Sam Gilliam
Visual artist Sam Gilliam was an innovative color field painter whose work constantly pioneered new approaches and explorations. He emerged in the mid 1960s with large color stained canvases he draped and suspended from walls and ceilings. For subsequent decades he continued to pioneer new and experimental approaches to color and abstraction with a variety of forms, moods, and materials. His innovations included geometric collages, black paintings, quilted paintings, and textured paintings.

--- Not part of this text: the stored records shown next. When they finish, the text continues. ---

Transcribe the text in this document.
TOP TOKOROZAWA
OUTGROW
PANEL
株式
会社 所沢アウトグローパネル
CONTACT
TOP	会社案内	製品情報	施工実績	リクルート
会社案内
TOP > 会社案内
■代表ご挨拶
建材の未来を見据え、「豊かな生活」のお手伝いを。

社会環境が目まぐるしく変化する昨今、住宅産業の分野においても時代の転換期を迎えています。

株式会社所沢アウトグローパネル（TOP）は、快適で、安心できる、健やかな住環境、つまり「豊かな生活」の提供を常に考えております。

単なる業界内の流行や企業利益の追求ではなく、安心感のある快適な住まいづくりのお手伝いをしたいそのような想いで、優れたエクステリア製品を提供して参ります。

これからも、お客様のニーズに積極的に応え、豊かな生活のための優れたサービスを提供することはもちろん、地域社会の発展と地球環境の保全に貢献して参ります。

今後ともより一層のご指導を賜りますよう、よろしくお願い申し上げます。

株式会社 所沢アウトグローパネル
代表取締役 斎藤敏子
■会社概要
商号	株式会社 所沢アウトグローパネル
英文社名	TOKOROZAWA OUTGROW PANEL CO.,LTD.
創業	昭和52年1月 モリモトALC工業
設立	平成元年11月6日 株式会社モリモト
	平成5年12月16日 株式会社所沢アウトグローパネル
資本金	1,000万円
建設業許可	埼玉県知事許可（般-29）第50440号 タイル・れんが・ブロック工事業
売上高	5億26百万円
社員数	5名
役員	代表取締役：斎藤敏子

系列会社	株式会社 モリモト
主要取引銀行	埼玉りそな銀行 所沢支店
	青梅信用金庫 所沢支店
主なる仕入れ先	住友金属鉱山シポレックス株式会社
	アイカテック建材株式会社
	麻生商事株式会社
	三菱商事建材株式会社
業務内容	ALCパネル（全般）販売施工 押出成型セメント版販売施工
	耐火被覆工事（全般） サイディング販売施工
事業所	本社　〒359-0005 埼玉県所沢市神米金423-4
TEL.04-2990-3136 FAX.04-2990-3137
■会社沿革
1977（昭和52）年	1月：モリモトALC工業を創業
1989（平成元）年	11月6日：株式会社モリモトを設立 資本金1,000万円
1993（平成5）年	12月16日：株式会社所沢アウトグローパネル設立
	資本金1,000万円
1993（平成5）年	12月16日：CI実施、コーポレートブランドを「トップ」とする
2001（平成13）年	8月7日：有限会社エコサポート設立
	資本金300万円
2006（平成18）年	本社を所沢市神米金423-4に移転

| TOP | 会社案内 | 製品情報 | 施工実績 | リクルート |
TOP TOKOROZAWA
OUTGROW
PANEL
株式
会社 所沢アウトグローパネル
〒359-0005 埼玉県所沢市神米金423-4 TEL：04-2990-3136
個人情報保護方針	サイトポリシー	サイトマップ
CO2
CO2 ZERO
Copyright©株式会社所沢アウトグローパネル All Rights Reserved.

In addition to a traveling retrospective organized by the Corcoran Gallery of Art, Washington, D.C., Gilliam was the subject of solo exhibitions at the Museum of Modern Art, New York (1971); The Studio Museum in Harlem, New York (1982); Whitney Museum of American Art, Philip Morris Branch, New York (1993); J.B. Speed Memorial Museum, Louisville, Kentucky (1996); Phillips Collection, Washington, D.C. (2011); and Kunstmuseum Basel, Switzerland (2018), among many other institutions.
Gilliam's work is in more than fifty public collections, including those of the Musée d’Art Moderne de la Ville de Paris; Tate Modern, London; the Museum of Modern Art, New York; the Metropolitan Museum of Art, New York; and the Art Institute of Chicago. In addition to museum and gallery exhibitions, Gilliam created public commissions for art on a monumental scale.
In addition, Gilliam was a dedicated teacher and taught first in the Louisville public schools, followed by nearly a decade in the Washington public schools, and then at the Maryland Institute, College of Art and the University of Maryland, and for several years at Carnegie Mellon University.